Baylor then jumped to an eight-point lead at the five minute mark in the second quarter after Buggs hit a jump shot, but the Sooners responded with five quick points to make it 35-32. Andrews hit two-straight shots from deep and Bickle hit another from 3-point land to push the Bears ahead by 12. However, Oklahoma outscored Baylor 8-2 over the final two minutes, 41 seconds to only trail 46-42 at the half.
Andrews and Bickle combined for 26 first half points on six of 10 3-point attempts. Collectively, the squad shot 50% (8-16) from deep through those first 20 minutes.
Bickle dominated the third quarter, as she accounted for half of the team’s total points in the 10-minute period. She amassed 10 points on perfect shooting, helped by four free throws. The Bears extended their lead back to double digits after Bickle made a second-chance jumper nearly two minutes into the quarter. But the next two minutes weren’t as friendly when OU ripped off seven-straight points to cut its deficit to 54-51 with six minutes, 12 seconds to play.
Both teams went back and forth in those final six minutes before Baylor cashed in on four free throws to take a 66-58 lead into the end of the period.
The Bears clamped down in the fourth quarter and held the Sooners to just two points in the first four minutes, 52 seconds. In that same stretch, Baylor scored nine points to hold a 75-63 lead. Oklahoma bounced right back with a 9-1 run to only trail by one with nearly two and a half minutes to go. Then Bickle hit two free throws that were matched by a Sooners’ layup and the Bears still held a two-point lead.
12 seconds after the lay in, Andrews hit a 3-pointer to push Baylor ahead by five. OU scored two more points that were negated by a couple of Owens free throws, putting the Bears’ lead back up to five with 26 seconds to go.
Then, the madness ensued.
The Sooners only needed six seconds to score a quick layup and rather than fouling, they stole the ball from Andrews. Three seconds later, OU’s redshirt senior Taylor Robertson, the NCAA’s all-time leading three-pointer shooter, drilled a shot from behind the arc to tie the game at 83-83, forcing overtime.
The Sooners jumped out to its first lead of the game in the extra period, taking control of the contest. Andrews swished in a clutch 3-pointer to tie the game at 90 points apiece with just under two minutes to go, but Oklahoma outscored Baylor 7-2 in the final one minute, 42 seconds to secure its win.

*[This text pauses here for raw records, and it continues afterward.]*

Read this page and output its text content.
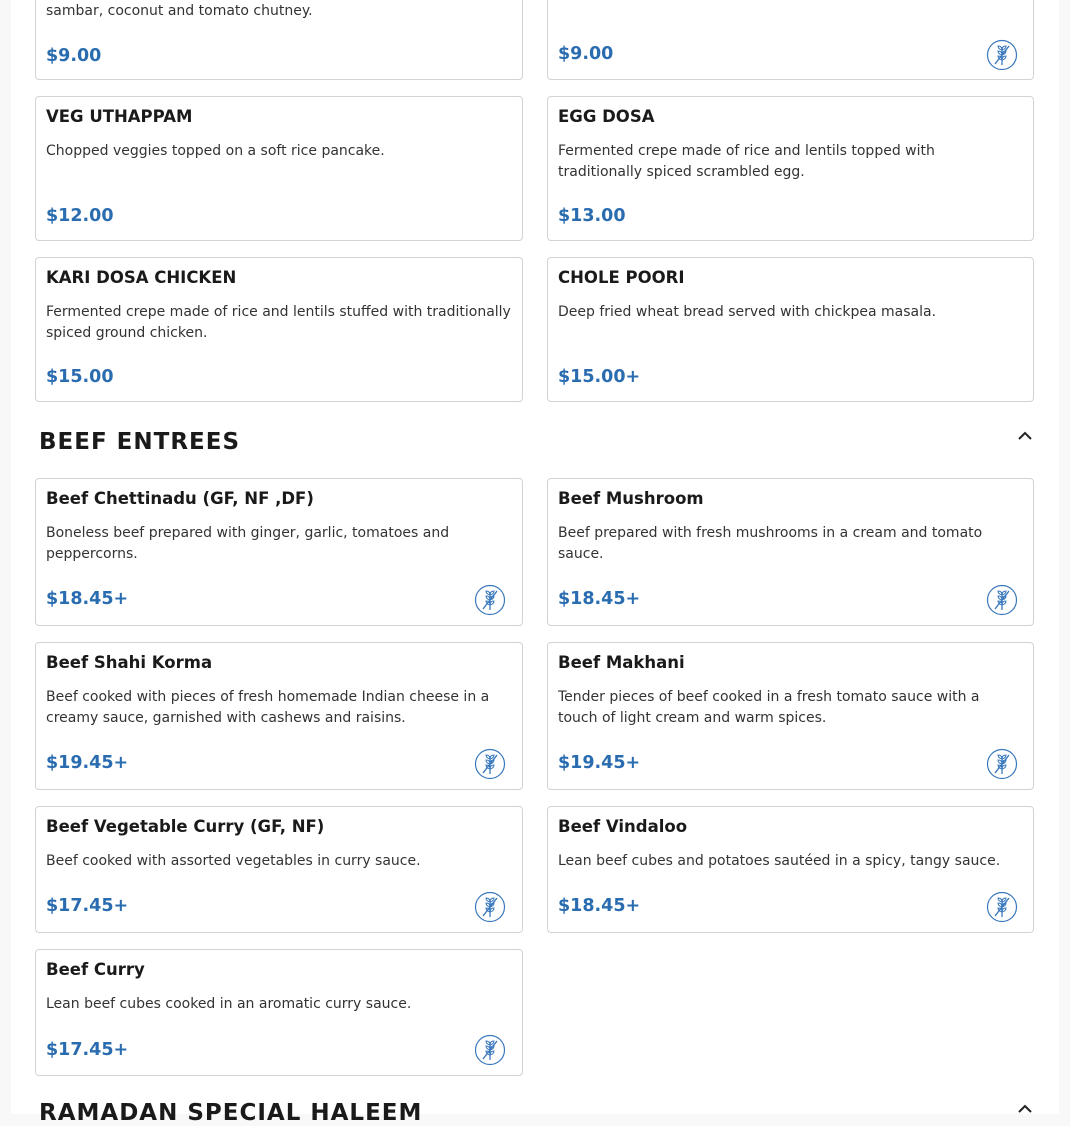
sambar, coconut and tomato chutney.
$9.00	$9.00
VEG UTHAPPAM
Chopped veggies topped on a soft rice pancake.
$12.00
EGG DOSA
Fermented crepe made of rice and lentils topped with traditionally spiced scrambled egg.
$13.00
KARI DOSA CHICKEN
Fermented crepe made of rice and lentils stuffed with traditionally spiced ground chicken.
$15.00
CHOLE POORI
Deep fried wheat bread served with chickpea masala.
$15.00+
BEEF ENTREES
Beef Chettinadu (GF, NF ,DF)
Boneless beef prepared with ginger, garlic, tomatoes and peppercorns.
$18.45+
Beef Mushroom
Beef prepared with fresh mushrooms in a cream and tomato sauce.
$18.45+
Beef Shahi Korma
Beef cooked with pieces of fresh homemade Indian cheese in a creamy sauce, garnished with cashews and raisins.
$19.45+
Beef Makhani
Tender pieces of beef cooked in a fresh tomato sauce with a touch of light cream and warm spices.
$19.45+
Beef Vegetable Curry (GF, NF)
Beef cooked with assorted vegetables in curry sauce.
$17.45+
Beef Vindaloo
Lean beef cubes and potatoes sautéed in a spicy, tangy sauce.
$18.45+
Beef Curry
Lean beef cubes cooked in an aromatic curry sauce.
$17.45+
RAMADAN SPECIAL HALEEM
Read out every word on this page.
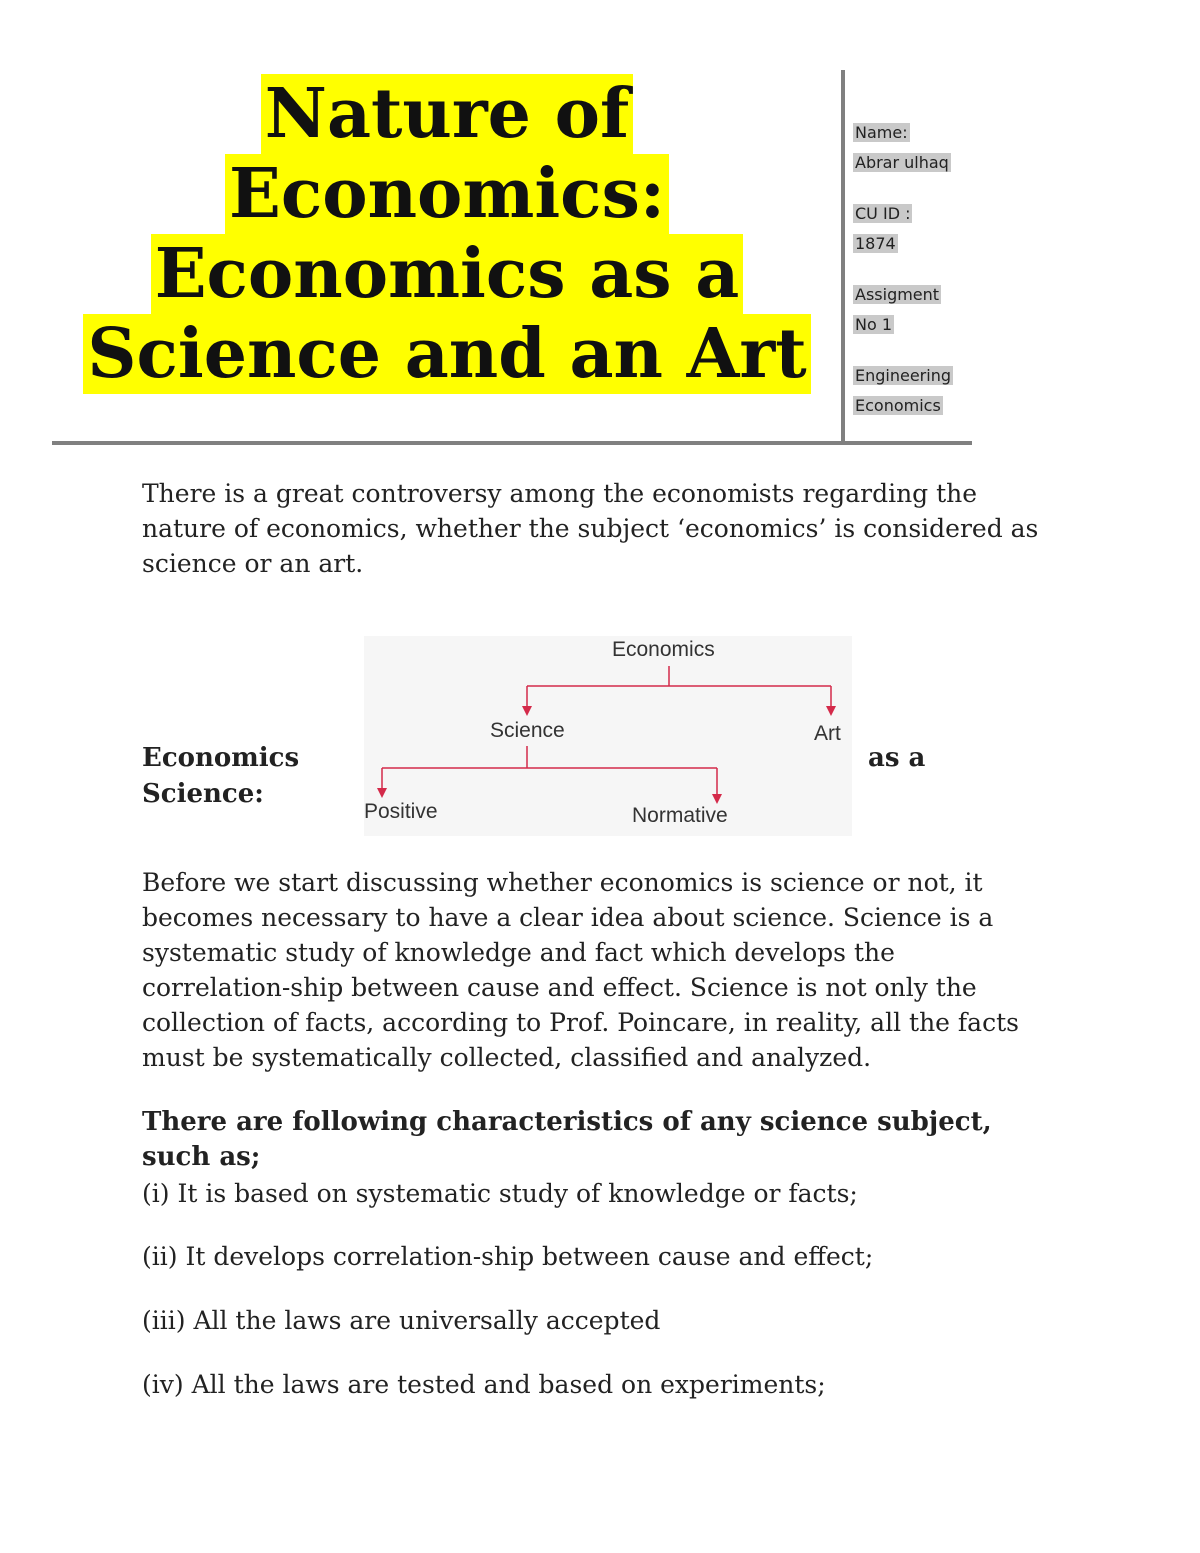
Nature of
Economics:
Economics as a
Science and an Art
Name:
Abrar ulhaq
CU ID :
1874
Assigment
No 1
Engineering
Economics
There is a great controversy among the economists regarding the
nature of economics, whether the subject ‘economics’ is considered as
science or an art.
Economics
Science	Art
Positive	Normative
Economics	as a
Science:
Before we start discussing whether economics is science or not, it
becomes necessary to have a clear idea about science. Science is a
systematic study of knowledge and fact which develops the
correlation-ship between cause and effect. Science is not only the
collection of facts, according to Prof. Poincare, in reality, all the facts
must be systematically collected, classified and analyzed.
There are following characteristics of any science subject,
such as;
(i) It is based on systematic study of knowledge or facts;
(ii) It develops correlation-ship between cause and effect;
(iii) All the laws are universally accepted
(iv) All the laws are tested and based on experiments;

“We were winning the turnover battle all night,” Collen said. “We were winning points off turnovers until the end. But, I feel like we were deflated, giving up the lead. We even tied it up once, we just didn’t have enough gas in our tank to get enough stops late to win.”
Tuesday marked just the second overtime game of the Collen era.
Collen said a loss like this isn’t one you can just put in the rearview mirror. She said this is one that stings more than the rest.
“You don’t get over it because the difference in the ending of that game just eats at you. It eats at your soul,” Collen said. “You don’t sleep, you don’t eat … . And so, you watch it [on film] and you watch it and you watch it. And even when you’re not watching it, you’re replaying it in your head and you’re trying to figure out where you went wrong as a coach and how to help your kids be better the next time.”
Baylor now awaits Oklahoma State University for a 2 p.m. tip-off on Saturday in the Gallagher-Iba Arena in Stillwater, Okla.
“But the beauty of coaching is that on Thursday, we get to start preparing for OSU,” Collen said. “And if we’re not motivated to beat them after them coming in here and winning then we’re not the team that I think we’re capable of being.
“And this one [against Oklahoma] hurts because we had a chance to put ourselves in second [place in the Big 12] alone and have a tiebreaker over them and control our own destiny. And now we need help. We need to control what we can control but now we need help. And so, that part kind of sucks.”